Conanicus was doing well. Exactly when he flew across the Chesapeake Bay is not clear. However, the next fix found him in North Carolina, just south of Currituck, around midday on Sept. 21. He then crossed Albemarle Sound, and three hours later was fast approaching Pamlico Sound.

He settled down for the night near Swanquarter, N.C., on the shores of Pamlico Sound. This inlet on the Atlantic Ocean lies between the eastern coast of North Carolina and a row of low sandy barrier islands where fish, oysters, and wildlife abound. Young Conanicus had now flown 538 miles.

On Sept. 22, he winged his way down the coast for 107 miles to roost about midway between Baldhead Island and Cape Lookout, a perfect place for a migrating osprey. Bald Head Island’s spectacular range of environments include 14 miles of ocean beach, 10,000 acres of protected salt marsh and tidal creeks, and a vast maritime forest preserve.

Point Lookout State Park is on a peninsula at the southern tip of Maryland in St. Mary’s County. It displays a beautiful water view where the Chesapeake Bay and Potomac River meet.

Most birds cut the corner from Baldhead as they fly down the coast. Then they continue to Florida over the Atlantic. Although he seemed to be in a hurry, Conanicus did not take the over-water route from North Carolina to Florida, but hugged the coast. He had now flown 663 miles.

On Sept. 23, he moved another 164 miles and spent the night a bit south of Lake Moultrie, S.C., a wildlife sanctuary and bird hatchery fed by the Congaree and Wateree rivers. The lake narrows into a riverlike waterway lined by small coves fed by creeks and springs as it winds its way into the Atlantic Ocean — luxurious accommodations for a traveling osprey.

Just after 9 a.m., Conanicus was still near this roost site. By 2:40 p.m., he was tracked moving southwest down the coast, just across the border into Georgia. This was the last fix for the day, so where he spent the night is not known. But on Sept. 25, around 2 p.m., he was in Florida, a bit west of the St. Johns River. This is a favorite stop for migrating ospreys. He settled down near Ocala, west of Lake George. He had now flown 1,112 miles in nine days.

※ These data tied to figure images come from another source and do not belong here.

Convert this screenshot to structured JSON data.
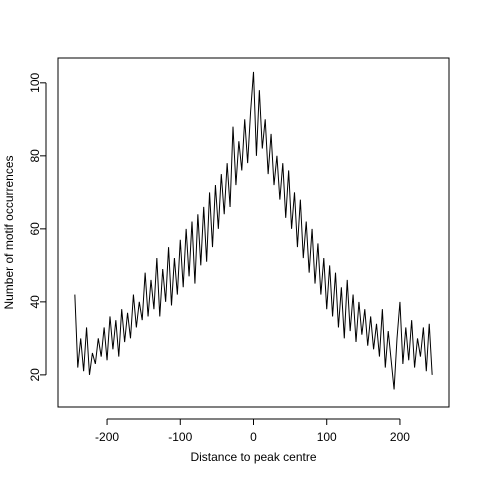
{
  "chart_data": {
    "type": "line",
    "x_label": "Distance to peak centre",
    "y_label": "Number of motif occurrences",
    "x": [
      -244,
      -240,
      -236,
      -232,
      -228,
      -224,
      -220,
      -216,
      -212,
      -208,
      -204,
      -200,
      -196,
      -192,
      -188,
      -184,
      -180,
      -176,
      -172,
      -168,
      -164,
      -160,
      -156,
      -152,
      -148,
      -144,
      -140,
      -136,
      -132,
      -128,
      -124,
      -120,
      -116,
      -112,
      -108,
      -104,
      -100,
      -96,
      -92,
      -88,
      -84,
      -80,
      -76,
      -72,
      -68,
      -64,
      -60,
      -56,
      -52,
      -48,
      -44,
      -40,
      -36,
      -32,
      -28,
      -24,
      -20,
      -16,
      -12,
      -8,
      -4,
      0,
      4,
      8,
      12,
      16,
      20,
      24,
      28,
      32,
      36,
      40,
      44,
      48,
      52,
      56,
      60,
      64,
      68,
      72,
      76,
      80,
      84,
      88,
      92,
      96,
      100,
      104,
      108,
      112,
      116,
      120,
      124,
      128,
      132,
      136,
      140,
      144,
      148,
      152,
      156,
      160,
      164,
      168,
      172,
      176,
      180,
      184,
      188,
      192,
      196,
      200,
      204,
      208,
      212,
      216,
      220,
      224,
      228,
      232,
      236,
      240,
      244
    ],
    "series": [
      {
        "color": "#000000",
        "values": [
          42,
          22,
          30,
          21,
          33,
          20,
          26,
          23,
          30,
          25,
          33,
          24,
          36,
          27,
          35,
          25,
          38,
          29,
          37,
          30,
          42,
          33,
          40,
          35,
          48,
          36,
          46,
          38,
          52,
          36,
          49,
          40,
          55,
          39,
          52,
          42,
          57,
          44,
          60,
          47,
          62,
          45,
          64,
          50,
          66,
          51,
          70,
          55,
          72,
          60,
          75,
          64,
          78,
          66,
          88,
          72,
          84,
          76,
          90,
          78,
          92,
          103,
          80,
          98,
          82,
          90,
          75,
          86,
          72,
          80,
          68,
          78,
          63,
          76,
          60,
          70,
          55,
          68,
          52,
          62,
          48,
          60,
          45,
          56,
          42,
          52,
          38,
          50,
          36,
          48,
          33,
          44,
          30,
          46,
          32,
          42,
          29,
          40,
          31,
          38,
          28,
          36,
          27,
          34,
          25,
          38,
          22,
          32,
          24,
          16,
          30,
          40,
          23,
          33,
          24,
          35,
          22,
          30,
          25,
          33,
          21,
          34,
          20
        ]
      }
    ],
    "xlim": [
      -267,
      267
    ],
    "ylim": [
      11.2,
      106.8
    ],
    "xticks": [
      -200,
      -100,
      0,
      100,
      200
    ],
    "yticks": [
      20,
      40,
      60,
      80,
      100
    ]
  }
}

Conanicus then pushed south over Florida, crossed the warm waters of the Florida Straits and on to Cuba. He was first located over Cuba on Sept. 29. He flew south until he reached the Cienaga Zapata (Zapata Swamp), where he settled down. The swamp is an immense wetland that is apparently a prime osprey habitat.

Conanicus seems to have found the Zapata swamps in Cuba much to his liking, for he has been in the area for well over a month. A Cuban ornithologist, Freddy Santana, and his students have been monitoring the osprey migration for years in this area of southeastern Cuba, near Santiago, where Conanicus is wintering. Their record count for one day was 606 ospreys. Young Conanicus can make many new friends during his stay.

Where he will go next is difficult to say. He will not return to the Jamestown nest for two seasons. It is possible that he will winter in Cuba and head to Central or South America in the spring. However, this is not a certainty. Wherever he goes, it will be a great adventure. And when he returns to Jamestown and the home nest, he will have an exciting story to tell.